Aqui está um exemplo simples que funciona para mim:

 temp1=true temp2=false if [ "$temp1" = true ] || [ "$temp2" = true ] then echo "Do something." else echo "Do something else." fi 

Eu achei as respostas existentes confusas.

Pessoalmente, eu só quero ter algo que pareça e funcione como C.

Este snippet funciona muitas vezes ao dia em produção:

 snapshotEvents=true if ($snapshotEvents) then # do stuff if true fi 

e para manter todo mundo feliz, eu testei:

 snapshotEvents=false if !($snapshotEvents) then # do stuff if false fi 

Que também funcionou bem.

O $snapshotEvents avalia o conteúdo do valor da variável. Então você precisa do $ .

Você realmente não precisa dos parênteses, eu apenas os acho úteis.

  • Testado em: GNU Bash, versão 4.1.11 (2) -release

  • Guia de Bash para Iniciantes , Machtelt Garrels, v1.11, 2008

Aqui está uma melhoria na resposta original de miku, que aborda as preocupações de Dennis Williamson sobre o caso, onde a variável não está definida:

 the_world_is_flat=true if ${the_world_is_flat:-false} ; then echo "Be careful not to fall off!" fi 

E para testar se a variável é false :

 if ! ${the_world_is_flat:-false} ; then echo "Be careful not to fall off!" fi 

Sobre outros casos com um conteúdo desagradável na variável, isso é um problema com qualquer input externa alimentada para um programa.

Qualquer input externa deve ser validada antes de confiar nela. Mas essa validação deve ser feita apenas uma vez, quando essa input é recebida.

Não tem que impactar o desempenho do programa, fazendo-o em todo uso da variável como Dennis Williamson sugere.

Use o senso comum. Em muitos idiomas, 1 é verdadeiro e 0 é falso. Felizmente isso também acontece com o Bash.

Entrada:

 val=1 ((val)) && echo "true" || echo "false" val=0 ((val)) && echo "true" || echo "false" 

Saída:

 true false 

Fonte :

((expressão))

A expressão é avaliada de acordo com as regras descritas abaixo em AVALIAÇÃO ARITMÉTICA. Se o valor da expressão for diferente de zero, o status de retorno será 0; caso contrário, o status de retorno é 1. Isso é exatamente o equivalente a deixar “expressão”.

Bash realmente confunde o problema com os gostos de [ , [[ , (( , $(( , etc.)

Todos tratando dos espaços de código dos outros. Eu acho que isso é principalmente histórico, onde Bash teve que fingir ser ocasionalmente.

Na maior parte do tempo, posso apenas escolher um método e continuar com ele.

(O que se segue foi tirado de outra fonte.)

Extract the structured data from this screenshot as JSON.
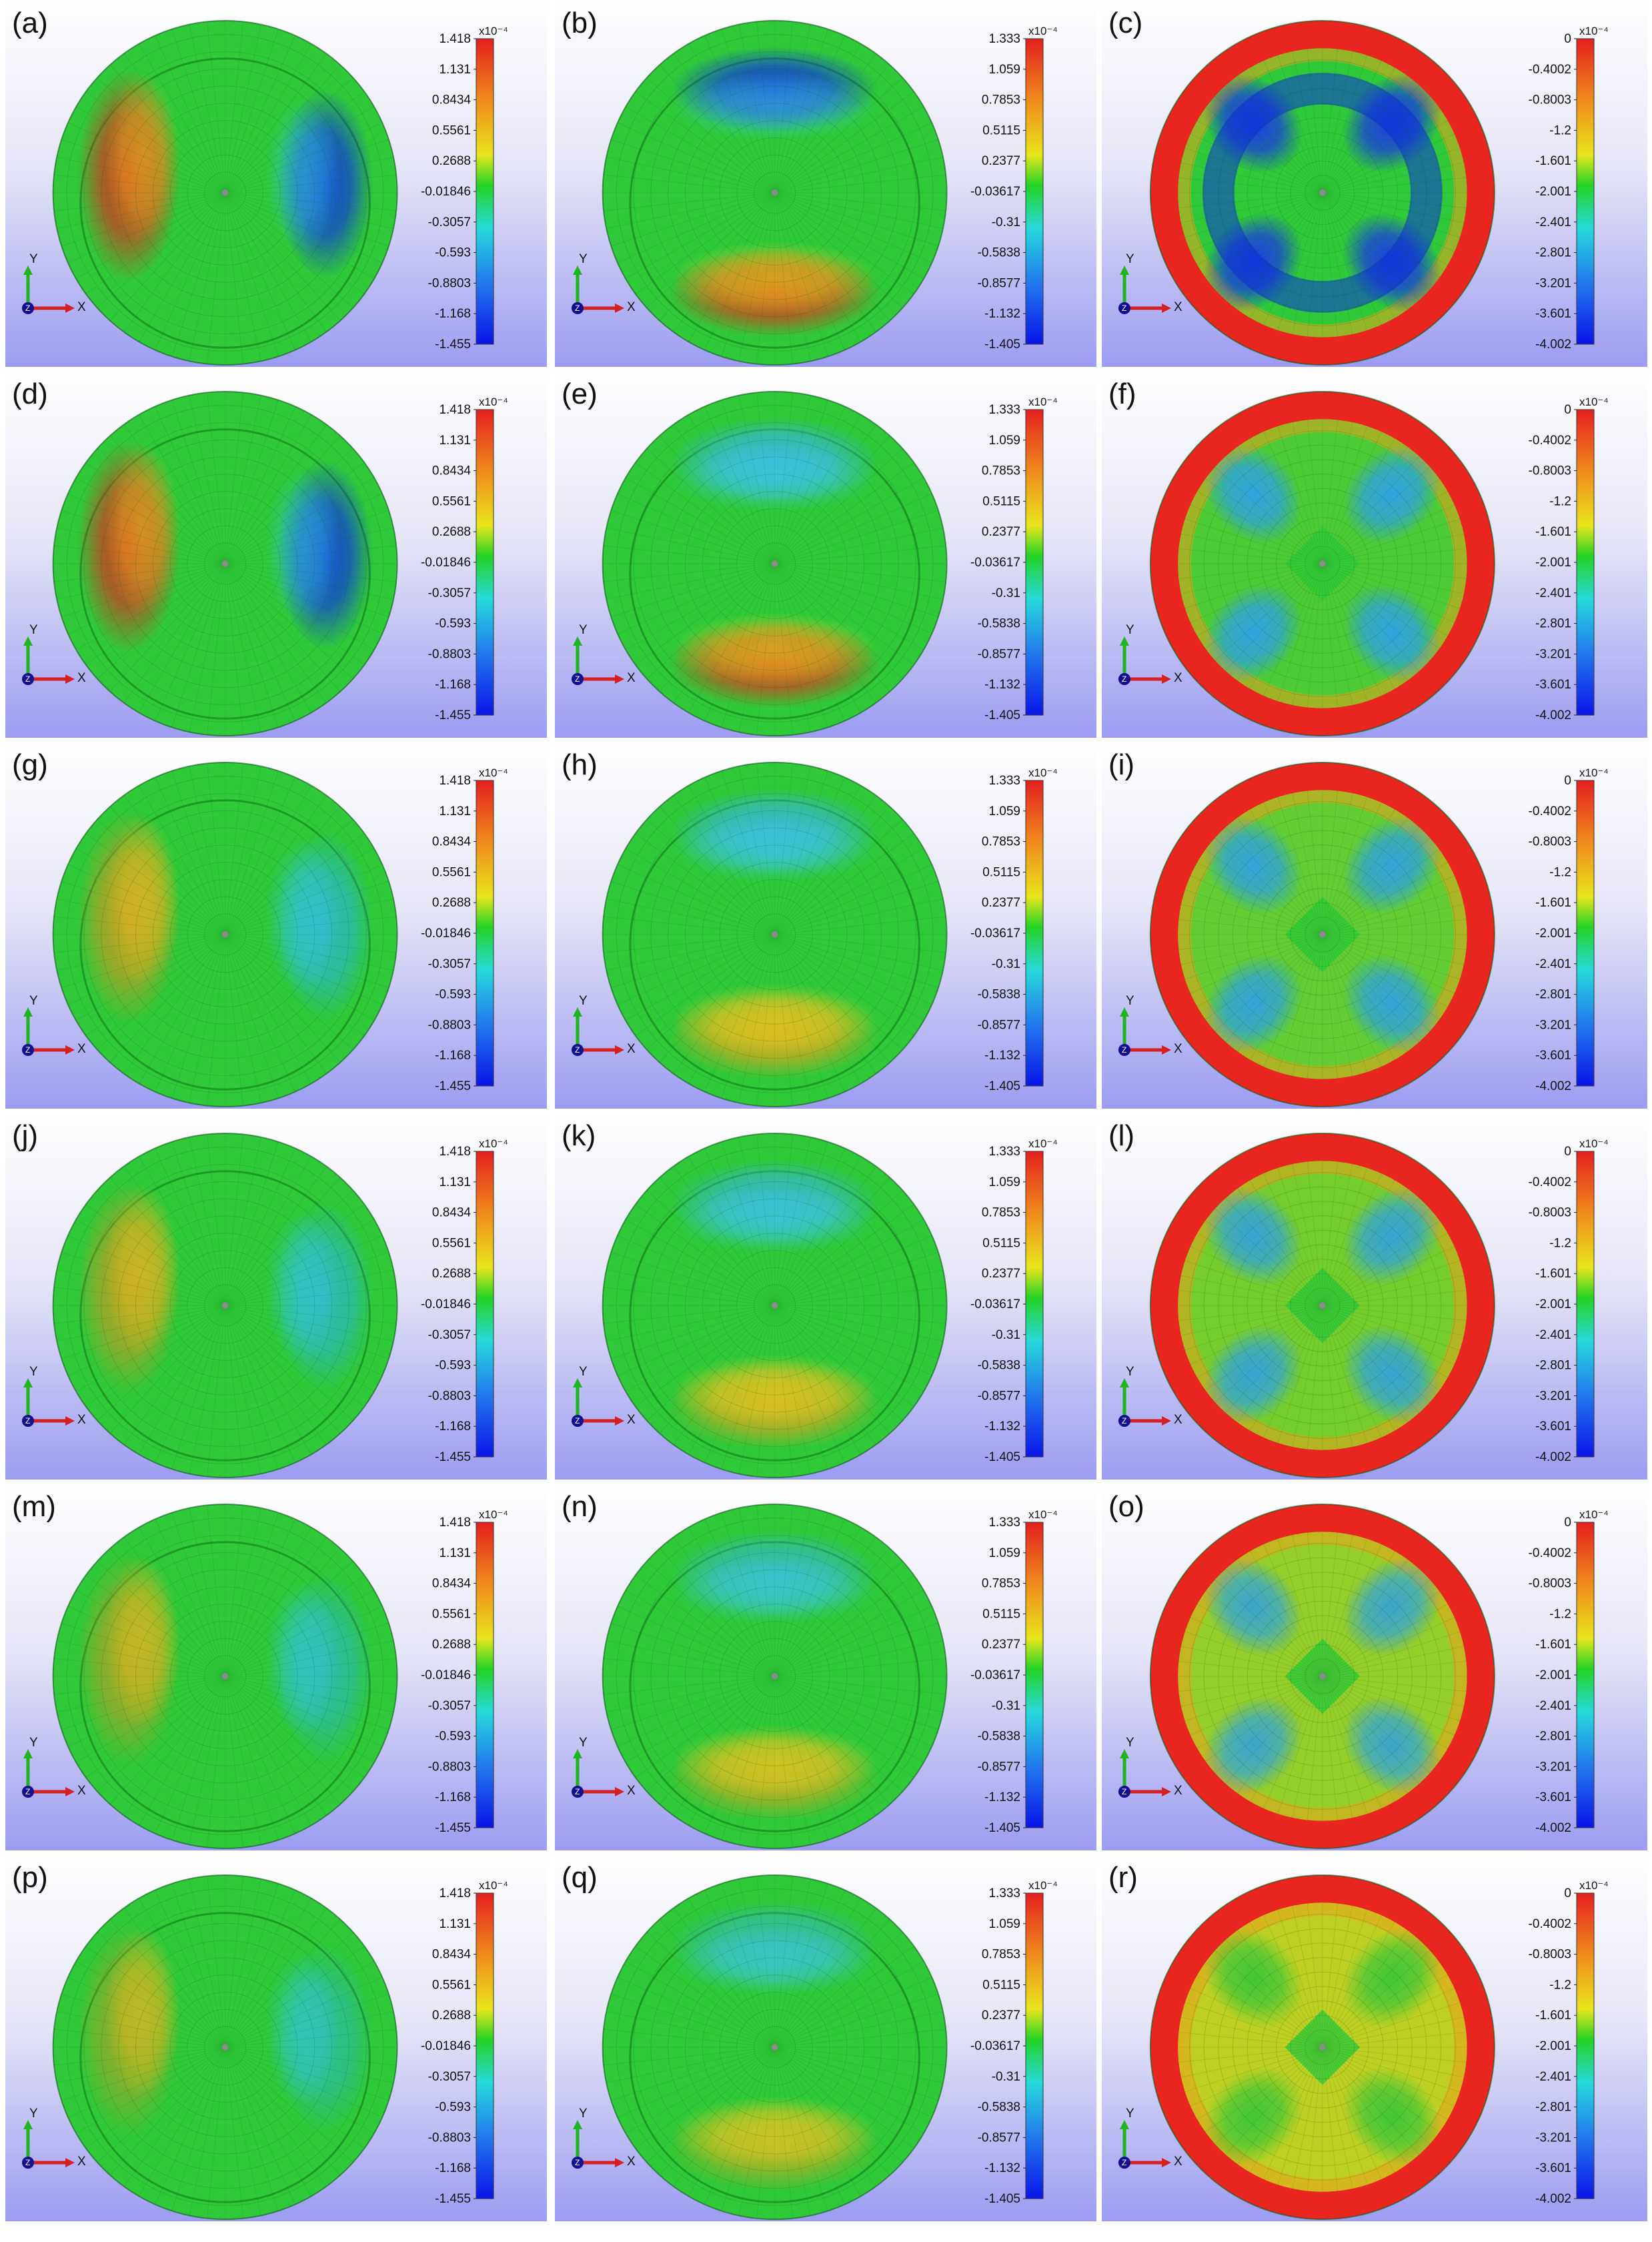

Neste caso, tenho a tendência de declarar (de preferência em um arquivo de biblioteca comum que eu possa include com o (s) meu (s) script (s) real (is).

 TRUE=1; FALSE=0 

Eu posso então usar o operador aritmético (()) para testar assim.

 testvar=$FALSE if [[ -d ${does_directory_exist} ]] then testvar=$TRUE; fi if (( testvar == TRUE )); then # do stuff because the directory does exist fi 
  1. Você tem que ser disciplinado. Seu testvar deve ser definido como $TRUE ou $FALSE em todos os momentos.

  2. Em (()) comparadores, você não precisa do $ anterior, o que o torna mais legível.

  3. Eu posso usar (()) porque $TRUE=1 e $FALSE=0 , ou seja, valores numéricos.

  4. A desvantagem é ter que usar $ ocasionalmente:

     testvar=$TRUE 

    o que não é tão bonito.

Não é uma solução perfeita, mas cobre todos os casos, eu preciso de tal teste.